Nintendo discussed the idea of what will be the Wii U controller as its own self-contained gaming system. The next iteration of the company's home console line gained the most attention of this month's Electronic Entertainment Expo (E3), and unlike any other video game hardware unveiling, it was the controller that was the focus.
With a touch-screen display, two analog sticks, and standard controller buttons, it is essentially its own interactive system, but it only works when connected to the Wii U, and its primarily purpose is to act as a supplement to Wii U games.
But gamers will in fact be able to play full games on the controller, as long as they're wirelessly connected to the Wii U. So it begs the question as to why it can't just be its own fully functioning system.
"We would not have been able to come up with a reasonable price point [if it was a handheld system]," said company president Satoru Iwata in a Gamasutra interview. "We had not decided when we were going to launch the new console ... but we knew we needed to be flexible."
Certainly, though, "There were such arguments about should we make it capable of being a standalone system," he said.

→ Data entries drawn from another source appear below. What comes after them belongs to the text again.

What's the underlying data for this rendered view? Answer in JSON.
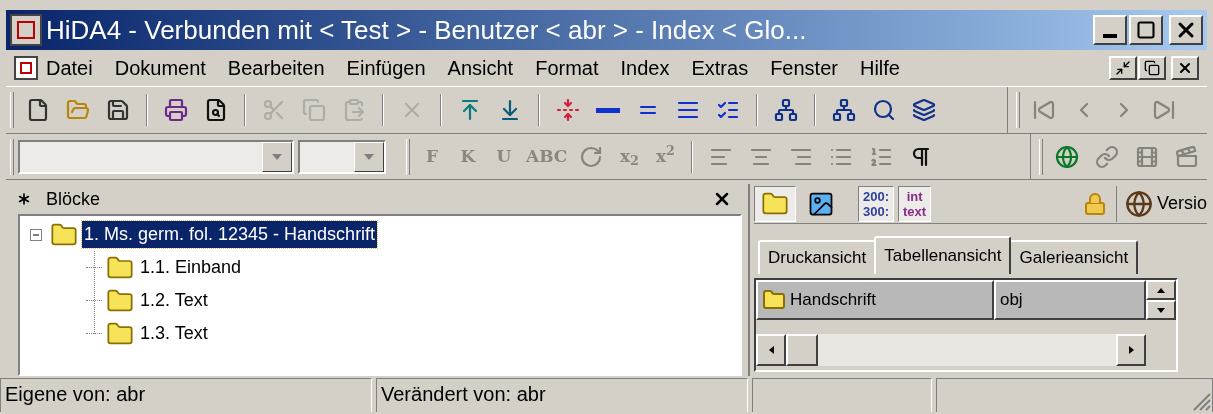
{
  "window": {
    "title": "HiDA4 - Verbunden mit < Test > - Benutzer < abr > - Index < Glo..."
  },
  "menu": [
    "Datei",
    "Dokument",
    "Bearbeiten",
    "Einfügen",
    "Ansicht",
    "Format",
    "Index",
    "Extras",
    "Fenster",
    "Hilfe"
  ],
  "toolbar_main": [
    [
      {
        "kind": "new",
        "disabled": false
      },
      {
        "kind": "open",
        "disabled": false
      },
      {
        "kind": "save",
        "disabled": false
      }
    ],
    [
      {
        "kind": "print",
        "disabled": false
      },
      {
        "kind": "preview",
        "disabled": false
      }
    ],
    [
      {
        "kind": "cut",
        "disabled": true
      },
      {
        "kind": "copy",
        "disabled": true
      },
      {
        "kind": "paste",
        "disabled": true
      }
    ],
    [
      {
        "kind": "delete",
        "disabled": true
      }
    ],
    [
      {
        "kind": "insert-above",
        "disabled": false
      },
      {
        "kind": "insert-below",
        "disabled": false
      }
    ],
    [
      {
        "kind": "split",
        "disabled": false
      },
      {
        "kind": "lines1",
        "disabled": false
      },
      {
        "kind": "lines2",
        "disabled": false
      },
      {
        "kind": "lines3",
        "disabled": false
      },
      {
        "kind": "checklist",
        "disabled": false
      }
    ],
    [
      {
        "kind": "find-block",
        "disabled": false
      }
    ],
    [
      {
        "kind": "tree",
        "disabled": false
      },
      {
        "kind": "search",
        "disabled": false
      },
      {
        "kind": "windows",
        "disabled": false
      }
    ]
  ],
  "toolbar_nav": [
    {
      "kind": "first",
      "disabled": true
    },
    {
      "kind": "prev",
      "disabled": true
    },
    {
      "kind": "next",
      "disabled": true
    },
    {
      "kind": "last",
      "disabled": true
    }
  ],
  "format_bar": [
    [
      {
        "kind": "text",
        "label": "F",
        "disabled": true
      },
      {
        "kind": "text",
        "label": "K",
        "disabled": true
      },
      {
        "kind": "text",
        "label": "U",
        "disabled": true
      },
      {
        "kind": "text",
        "label": "ABC",
        "disabled": true
      },
      {
        "kind": "rotate",
        "disabled": true
      },
      {
        "kind": "text",
        "label": "x$_{2}$",
        "disabled": true
      },
      {
        "kind": "text",
        "label": "x$^{2}$",
        "disabled": true
      }
    ],
    [
      {
        "kind": "align-left",
        "disabled": true
      },
      {
        "kind": "align-center",
        "disabled": true
      },
      {
        "kind": "align-right",
        "disabled": true
      },
      {
        "kind": "bullets",
        "disabled": true
      },
      {
        "kind": "numbers",
        "disabled": true
      },
      {
        "kind": "pilcrow",
        "disabled": false
      }
    ]
  ],
  "extra_bar": [
    {
      "kind": "globe",
      "disabled": false
    },
    {
      "kind": "link",
      "disabled": true
    },
    {
      "kind": "film",
      "disabled": true
    },
    {
      "kind": "film-text",
      "disabled": true
    }
  ],
  "blocks_panel": {
    "title": "Blöcke",
    "tree": [
      {
        "label": "1. Ms. germ. fol. 12345 - Handschrift",
        "expanded": true,
        "selected": true,
        "children": [
          {
            "label": "1.1. Einband",
            "selected": false
          },
          {
            "label": "1.2. Text",
            "selected": false
          },
          {
            "label": "1.3. Text",
            "selected": false
          }
        ]
      }
    ]
  },
  "view_toolbar": [
    {
      "kind": "folders",
      "selected": true
    },
    {
      "kind": "picture",
      "selected": false
    },
    {
      "kind": "text",
      "lines": [
        "200:",
        "300:"
      ],
      "selected": true
    },
    {
      "kind": "text",
      "lines": [
        "int",
        "text"
      ],
      "selected": true
    }
  ],
  "version_button": {
    "label": "Versio"
  },
  "tabs": [
    {
      "label": "Druckansicht",
      "selected": false
    },
    {
      "label": "Tabellenansicht",
      "selected": true
    },
    {
      "label": "Galerieansicht",
      "selected": false
    }
  ],
  "table": {
    "header": [
      {
        "label": "Handschrift",
        "kind": "folder"
      },
      {
        "label": "obj",
        "kind": "plain"
      }
    ]
  },
  "status_bar": [
    "Eigene von: abr",
    "Verändert von: abr"
  ]
}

The idea that the Wii U controller was at one point looked at as its own system helps explain why Nintendo did not say a single word about the console - the actual Wii U box - at E3 earlier this month.
In earlier comments, Iwata admitted that was a mistake, after Nintendo's stock price unexpectedly fell following the Wii U unveiling. Iwata said he could understand why onlookers were confused by the fact that he didn't clarify that Wii U was in fact a brand new system that consumers will have to buy and hook up to their TV.
Nintendo hasn't announced Wii U pricing details, but earlier speculation has suggested it might be as much as $400.